Unieruchamia ją taśmą do krzesła i idzie szukać swojego noża, kiedy Mandy chwyta go pierwsza. Judy błaga swoją córkę, aby zabiła ich okropnego gościa. Nie ma na tyle szczęścia! Nastolatka nie może sobie wyobrazić życia w Arkansas bez jej przyszywanego ojca, więc zabija swoją mamę i chętnie pomaga Joe spalić oba domy.

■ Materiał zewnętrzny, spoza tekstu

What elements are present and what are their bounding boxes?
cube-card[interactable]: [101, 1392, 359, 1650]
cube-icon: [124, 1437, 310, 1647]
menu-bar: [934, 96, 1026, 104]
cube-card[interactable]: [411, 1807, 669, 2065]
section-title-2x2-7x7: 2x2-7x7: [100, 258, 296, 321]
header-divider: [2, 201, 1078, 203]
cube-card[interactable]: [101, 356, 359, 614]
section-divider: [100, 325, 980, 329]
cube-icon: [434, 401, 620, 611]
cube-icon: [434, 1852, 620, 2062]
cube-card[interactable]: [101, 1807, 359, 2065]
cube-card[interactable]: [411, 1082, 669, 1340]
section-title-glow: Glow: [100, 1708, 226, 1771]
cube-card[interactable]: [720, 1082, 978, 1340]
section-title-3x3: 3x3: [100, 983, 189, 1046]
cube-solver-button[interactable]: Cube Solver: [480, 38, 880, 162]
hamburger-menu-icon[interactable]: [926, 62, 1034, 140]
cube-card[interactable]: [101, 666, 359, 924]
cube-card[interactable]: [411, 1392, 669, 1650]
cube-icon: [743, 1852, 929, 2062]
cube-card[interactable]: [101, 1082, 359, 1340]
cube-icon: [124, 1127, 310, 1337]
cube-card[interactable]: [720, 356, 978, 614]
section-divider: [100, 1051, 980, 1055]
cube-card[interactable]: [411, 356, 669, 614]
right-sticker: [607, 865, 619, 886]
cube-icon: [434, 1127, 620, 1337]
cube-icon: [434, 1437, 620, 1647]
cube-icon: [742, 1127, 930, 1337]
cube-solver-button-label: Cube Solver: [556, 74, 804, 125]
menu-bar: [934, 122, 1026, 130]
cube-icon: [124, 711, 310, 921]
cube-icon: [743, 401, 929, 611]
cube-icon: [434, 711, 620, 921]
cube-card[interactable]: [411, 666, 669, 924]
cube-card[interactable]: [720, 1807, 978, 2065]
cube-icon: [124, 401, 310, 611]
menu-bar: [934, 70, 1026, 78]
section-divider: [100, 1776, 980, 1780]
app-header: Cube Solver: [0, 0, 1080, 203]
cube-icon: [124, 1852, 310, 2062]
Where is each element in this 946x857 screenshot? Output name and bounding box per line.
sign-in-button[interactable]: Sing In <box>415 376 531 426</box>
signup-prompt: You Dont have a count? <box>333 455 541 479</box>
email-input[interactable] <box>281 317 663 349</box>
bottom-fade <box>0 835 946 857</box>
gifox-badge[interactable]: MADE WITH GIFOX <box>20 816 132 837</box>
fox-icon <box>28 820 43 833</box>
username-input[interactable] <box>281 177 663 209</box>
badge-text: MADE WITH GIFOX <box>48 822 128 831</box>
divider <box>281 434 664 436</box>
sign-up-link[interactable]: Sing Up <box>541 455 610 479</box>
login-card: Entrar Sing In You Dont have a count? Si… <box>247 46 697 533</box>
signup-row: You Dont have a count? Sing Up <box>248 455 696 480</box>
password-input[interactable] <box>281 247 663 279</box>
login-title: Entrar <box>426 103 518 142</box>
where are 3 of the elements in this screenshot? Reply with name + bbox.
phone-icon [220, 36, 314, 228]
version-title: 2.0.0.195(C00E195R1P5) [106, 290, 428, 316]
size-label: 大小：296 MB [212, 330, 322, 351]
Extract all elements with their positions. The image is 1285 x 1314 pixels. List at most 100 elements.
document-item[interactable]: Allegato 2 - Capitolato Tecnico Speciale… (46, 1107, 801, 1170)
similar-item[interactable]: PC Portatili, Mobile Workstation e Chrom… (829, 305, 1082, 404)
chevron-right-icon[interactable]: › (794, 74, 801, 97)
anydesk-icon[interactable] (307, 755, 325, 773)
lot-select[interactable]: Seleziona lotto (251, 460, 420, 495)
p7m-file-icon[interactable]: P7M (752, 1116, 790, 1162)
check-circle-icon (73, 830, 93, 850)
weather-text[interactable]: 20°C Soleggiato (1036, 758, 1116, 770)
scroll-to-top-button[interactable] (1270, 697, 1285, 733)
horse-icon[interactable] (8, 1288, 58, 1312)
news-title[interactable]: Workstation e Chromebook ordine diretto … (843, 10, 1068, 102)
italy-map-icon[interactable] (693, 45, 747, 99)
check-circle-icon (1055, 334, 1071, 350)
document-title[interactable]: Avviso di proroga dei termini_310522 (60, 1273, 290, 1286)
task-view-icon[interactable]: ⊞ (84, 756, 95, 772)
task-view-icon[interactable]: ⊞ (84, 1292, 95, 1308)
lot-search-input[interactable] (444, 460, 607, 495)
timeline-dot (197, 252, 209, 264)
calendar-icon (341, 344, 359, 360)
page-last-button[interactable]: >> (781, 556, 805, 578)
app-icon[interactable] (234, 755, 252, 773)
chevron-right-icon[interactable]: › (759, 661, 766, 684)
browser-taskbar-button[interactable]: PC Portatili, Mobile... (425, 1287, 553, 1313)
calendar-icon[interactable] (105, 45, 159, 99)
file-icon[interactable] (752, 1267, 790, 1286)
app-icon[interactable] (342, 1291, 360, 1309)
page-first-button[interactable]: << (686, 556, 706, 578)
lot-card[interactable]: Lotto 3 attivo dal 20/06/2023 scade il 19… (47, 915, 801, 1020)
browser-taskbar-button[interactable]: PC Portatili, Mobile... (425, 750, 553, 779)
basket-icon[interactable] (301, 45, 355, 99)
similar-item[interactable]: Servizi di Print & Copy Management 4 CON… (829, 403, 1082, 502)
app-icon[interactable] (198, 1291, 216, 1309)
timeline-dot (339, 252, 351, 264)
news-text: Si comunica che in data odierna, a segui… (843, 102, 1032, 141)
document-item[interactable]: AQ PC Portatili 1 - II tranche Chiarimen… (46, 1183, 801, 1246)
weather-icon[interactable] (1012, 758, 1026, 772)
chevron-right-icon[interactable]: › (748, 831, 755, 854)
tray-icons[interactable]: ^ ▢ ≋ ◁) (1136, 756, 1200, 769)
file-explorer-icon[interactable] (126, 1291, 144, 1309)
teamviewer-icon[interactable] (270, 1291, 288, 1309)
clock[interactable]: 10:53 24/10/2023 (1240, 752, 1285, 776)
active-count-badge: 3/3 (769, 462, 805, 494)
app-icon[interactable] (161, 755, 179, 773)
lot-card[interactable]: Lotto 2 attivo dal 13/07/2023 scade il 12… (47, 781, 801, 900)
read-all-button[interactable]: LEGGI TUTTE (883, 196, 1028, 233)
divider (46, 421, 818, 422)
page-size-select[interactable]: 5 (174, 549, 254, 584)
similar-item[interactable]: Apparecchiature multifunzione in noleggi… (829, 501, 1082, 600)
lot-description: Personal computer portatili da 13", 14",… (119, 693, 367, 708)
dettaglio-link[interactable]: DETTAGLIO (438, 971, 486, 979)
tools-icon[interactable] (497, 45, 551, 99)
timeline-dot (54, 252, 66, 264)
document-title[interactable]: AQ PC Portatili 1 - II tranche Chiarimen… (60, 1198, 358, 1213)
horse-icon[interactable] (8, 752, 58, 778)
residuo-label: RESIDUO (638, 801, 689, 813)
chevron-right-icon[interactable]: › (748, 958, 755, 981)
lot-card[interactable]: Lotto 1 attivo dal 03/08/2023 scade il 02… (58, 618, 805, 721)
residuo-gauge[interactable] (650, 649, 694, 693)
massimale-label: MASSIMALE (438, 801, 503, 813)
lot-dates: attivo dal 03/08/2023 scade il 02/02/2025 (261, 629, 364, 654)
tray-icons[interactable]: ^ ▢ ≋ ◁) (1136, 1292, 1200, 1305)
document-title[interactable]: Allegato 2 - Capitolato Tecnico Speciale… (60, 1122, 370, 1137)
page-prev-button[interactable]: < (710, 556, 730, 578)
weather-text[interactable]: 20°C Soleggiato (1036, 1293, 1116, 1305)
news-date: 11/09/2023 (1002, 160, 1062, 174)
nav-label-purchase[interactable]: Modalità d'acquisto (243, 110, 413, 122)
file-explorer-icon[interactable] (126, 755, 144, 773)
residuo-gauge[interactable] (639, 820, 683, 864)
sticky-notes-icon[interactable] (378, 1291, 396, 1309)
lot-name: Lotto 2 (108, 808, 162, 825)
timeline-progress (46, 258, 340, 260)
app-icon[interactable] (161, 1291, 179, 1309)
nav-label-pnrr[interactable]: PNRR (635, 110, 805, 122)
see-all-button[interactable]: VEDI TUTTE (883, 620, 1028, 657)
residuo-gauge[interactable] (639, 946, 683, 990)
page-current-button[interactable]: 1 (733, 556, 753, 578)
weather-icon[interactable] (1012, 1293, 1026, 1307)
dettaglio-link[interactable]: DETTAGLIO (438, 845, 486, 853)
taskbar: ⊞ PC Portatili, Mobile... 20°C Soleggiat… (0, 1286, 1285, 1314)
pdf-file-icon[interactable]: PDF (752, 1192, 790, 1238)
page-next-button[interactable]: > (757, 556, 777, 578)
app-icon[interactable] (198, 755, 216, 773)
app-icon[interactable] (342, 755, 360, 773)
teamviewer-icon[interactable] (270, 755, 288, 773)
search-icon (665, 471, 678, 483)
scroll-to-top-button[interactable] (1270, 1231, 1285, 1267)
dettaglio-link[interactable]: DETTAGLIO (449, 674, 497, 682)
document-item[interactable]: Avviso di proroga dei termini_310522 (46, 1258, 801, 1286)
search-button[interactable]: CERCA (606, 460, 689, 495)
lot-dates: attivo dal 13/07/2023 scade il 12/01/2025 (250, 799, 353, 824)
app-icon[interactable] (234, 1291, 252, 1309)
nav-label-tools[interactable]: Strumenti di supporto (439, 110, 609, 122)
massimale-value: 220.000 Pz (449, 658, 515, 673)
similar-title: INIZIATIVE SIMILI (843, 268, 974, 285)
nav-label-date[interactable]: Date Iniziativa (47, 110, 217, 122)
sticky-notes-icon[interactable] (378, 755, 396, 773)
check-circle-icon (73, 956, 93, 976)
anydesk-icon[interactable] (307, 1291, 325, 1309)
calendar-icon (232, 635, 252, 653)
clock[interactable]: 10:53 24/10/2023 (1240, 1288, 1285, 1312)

"Dzięki za zabranie mnie. Nie zawiodę cię" - mówi mu Mandy, szczebiotając o jej szczęściu, że stąd wyjedzie. "Jestem bardzo zaradna". Dotknął ją, i pocałował ją w głowę. To właśnie to co miałem na myśli wcześniej - byłem też poruszony tą sceną, która jest taka pokręcona. Aktywnie kibicuje mordercy i wypaczonej nastolatce. Można powiedzieć, że James Purefoy i Tiffany Boone robią bardzo dobrą pracę w tych scenach.
Teraz, twoja kolej. Co myślisz o tym odcinku? Napisz w komentarzach!